Сергей Зеньковский - Русское Старообрядчество. Духовные движения семнадцатого века
- Название:Русское Старообрядчество. Духовные движения семнадцатого века
- Автор:
- Жанр:
- Издательство:неизвестно
- Год:неизвестен
- ISBN:нет данных
- Рейтинг:
- Избранное:Добавить в избранное
-
Отзывы:
-
Ваша оценка:
Сергей Зеньковский - Русское Старообрядчество. Духовные движения семнадцатого века краткое содержание
С.А.Зеньковский. Русское Старообрядчество. Духовные движения семнадцатого века
Приводится по изданию: Зеньковский С. Русское старообрядчество: Духовные движения XVII века. Mьnch., 1970. (Forum Slav.; T. 21); 1995
Автор, основываясь на документальном материале, исследует причины, приведшие к разделению единой Церкви на никониан и староверов, а также последствия этого разделения для Русской Православной Церкви и России.
В эту книгу вошел полный текст знаменитой работы известного историка и филолога, профессора университета Вандербилта Сергея Александровича Зеньковского. Русский читатель знаком только с первым томом этого исследования, опубликованным при жизни автора. Второй том - XVII-XIX века - остался незавершенным и был подготовлен к печати уже после кончины Сергея Александровича.
Русское Старообрядчество. Духовные движения семнадцатого века - читать онлайн бесплатно полную версию (весь текст целиком)
Интервал:
Закладка:
Первая часть официальных заседаний собора происходила с 29 апреля по 2 июля 1666 года с участием только русских епископов и архимандритов.

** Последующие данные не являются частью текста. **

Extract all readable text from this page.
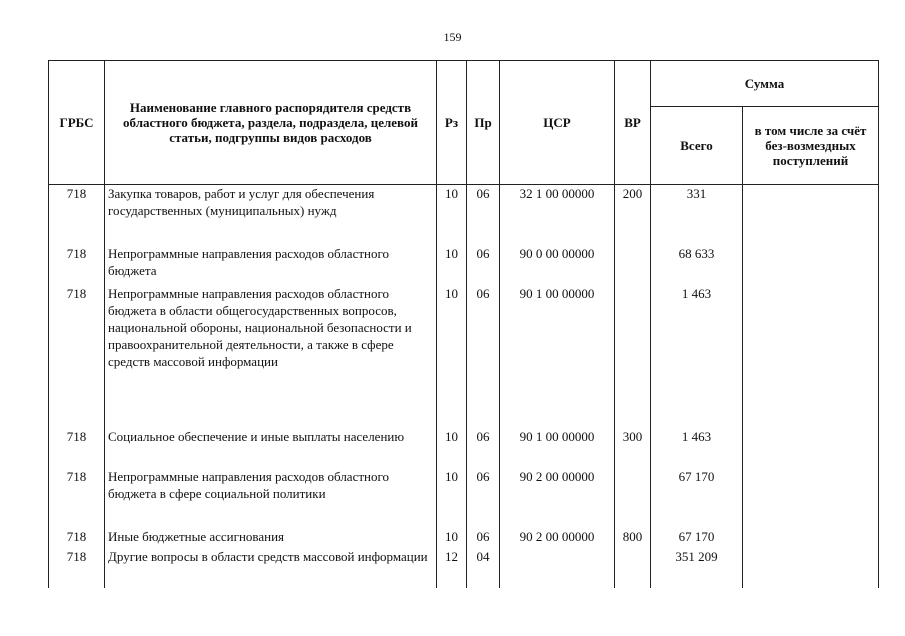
159
ГРБС	Наименование главного распорядителя средств областного бюджета, раздела, подраздела, целевой статьи, подгруппы видов расходов	Рз	Пр	ЦСР	ВР	Сумма	
						Всего	в том числе за счёт без-возмездных поступлений
718	Закупка товаров, работ и услуг для обеспечения государственных (муниципальных) нужд	10	06	32 1 00 00000	200	331	
718	Непрограммные направления расходов областного бюджета	10	06	90 0 00 00000		68 633	
718	Непрограммные направления расходов областного бюджета в области общегосударственных вопросов, национальной обороны, национальной безопасности и правоохранительной деятельности, а также в сфере средств массовой информации	10	06	90 1 00 00000		1 463	
718	Социальное обеспечение и иные выплаты населению	10	06	90 1 00 00000	300	1 463	
718	Непрограммные направления расходов областного бюджета в сфере социальной политики	10	06	90 2 00 00000		67 170	
718	Иные бюджетные ассигнования	10	06	90 2 00 00000	800	67 170	
718	Другие вопросы в области средств массовой информации	12	04			351 209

Представители белого духовенства, которое в массе сочувствовало оппозиции, в работах собора не участвовали, по крайней мере ни одной подписи представителей белого духовенства на протоколах собора нет[72]. Когда же в конце 1666 года в Москву приехали восточные патриархи, то тогда фактически начался уже второй собор, решения которого были гораздо радикальнее решений первого, русского[73].
Когда русские епископы и другие участники собора собрались в Москве в феврале 1666 года, то царь вызвал каждого из них к себе поодиночке и предложил прежде всего, до общего собрания или переговоров, ответить ему в индивидуальном порядке и письменно на следующие три вопроса:
1) “Как должно есть непщевати [полагать] о патриархах константинопольском, антиохийском и иерусалимском”, т. е. считает ли этот каждый из вызванных к царю епископов этих патриархов за вполне православных и имеющих право принимать участие в решении вопросов православной церкви.
2) Считает ли этот вызванный епископ “греческие книги печатные и рукописные за праведные и достоверные”.
3) Считает ли он, епископ, правильными решения собора 1654 года [который под давлением Никона решил начать пересмотр книг][74].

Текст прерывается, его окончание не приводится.